CANADIAN RAILWAY OFFICE OF ARBITRATION
CASE NO. 808
Heard at Montreal, Tuesday, February 10, 1981
BRITISH COLUMBIA RAILWAY
UNITED TRANSPORTATION UNION
Trainman C.S. Mulhall claiming 8 hours’ payment for run-around.
EMPLOYEES’ STATEMENT OF ISSUE:
On April 29, 1980, trainman C.S. Mulhall was called by telephone for the 1800 yard in North Vancouver. The crew office has admitted that his home phone was busy.
The Company’s position is that they are not obligated to call Mr. C.S. Mulhall in person declining run-around.
The Union contends that this is a violation of Article 123(b) and when they could not reach C.S. Mulhall by phone they should have called him in person. The Union requests for these reasons that C.S.

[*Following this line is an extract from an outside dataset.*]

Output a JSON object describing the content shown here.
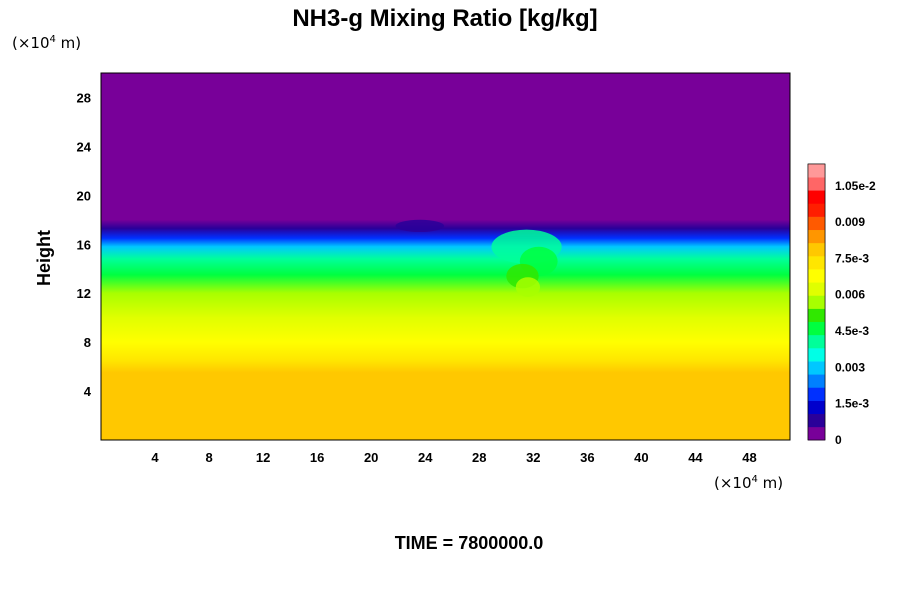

Mulhall be compensated 8 hours’ payment for being run-around in accordance with Article 307(a) of current collective agreement.
The Company has declined the Union’s request.
FOR THE EMPLOYEES:
(SGD.) K. A. LINDLEY
There appeared on behalf of the Company:
P. A. MacDonald – Vice-President, Labour Relations, Vancouver
H. Collins – Supervisor, Labour Relations, Vancouver
B. M. McIntosh – Labour Relations, Vancouver
And on behalf of the Brotherhood:
K. A. Lindley – General Chairman, Surrey
J. H. Sandie – Vice-President, Sault Ste. Marie
AWARD OF THE ARBITRATOR
The grievor was, at the material times, assigned to the trainmen’s spareboard at North Vancouver. If, in the circumstances of this case, he was indeed run-around then he would be entitled to eight hours’ pay pursuant to Article 307(a) of the collective agreement.
It was, it is clear, the grievor’s turn to be called, and the Company did in fact attempt to call the grievor for the 1800 yard assignment in North Vancouver on April 29, 1980. It is also clear that the grievor did not in fact receive a call. The issue in this case is as to the sufficiency of the Company’s efforts to call the grievor, having regard to the requirements of Article 123(b) of the collective agreement. That Article is as follows:
123 (b) Trainmen will be given a two (2) hour call when practicable and when telephone service is available, call may be given by telephone. When for any reasons a call cannot be made by telephone, Trainmen will be called in person.
In the instant case the Crew Dispatcher did attempt to call the grievor in his turn. The Dispatcher’s log shows that between 1600 and 1605 attempts were made to reach the grievor by telephone. The grievor’s home telephone number was called and no answer was made. It was then verified with the telephone company that that number was ringing. Of course, it is possible, as the Union argued, that despite the telephone company’s verification the telephone in the grievor’s home was not in fact ringing. Verification by the telephone company should, however, be accepted as prima facie evidence that the telephone was in order. On the balance of probabilities, and given the evidence of the Dispatcher’s log, being a record kept in the ordinary course of his duties, it is my finding that the grievor’s telephone number was properly called, and that no answer was made. The Dispatcher called an alternate number for the grievor but again, there was no answer.
In these circumstances, I do not think that it would be correct to say that the call could not be made by telephone. It appears from the evidence that it could indeed be made, and was made. It was not, however, received, perhaps because the grievor was not there to receive it. Article 123(b) does not require a call to be made in person whenever a telephone call does not result in contact with the employee. Rather, it requires a call to be made in person where a telephone call "cannot be made". What is contemplated in my view, is the situation where telephone service is not available or has broken down. The first sentence of Article 123(b), it will be noted, provides that calls may be given by telephone "when telephone service is available". Here, telephone service was available, and telephone calls were made. The collective agreement does not go on to provide that where telephone service is available and where a telephone call is made but not answered, a personal call must then be made.
In the circumstances of the instant case I find that there was no violation of Article 123(b). Accordingly, the grievance must be dismissed.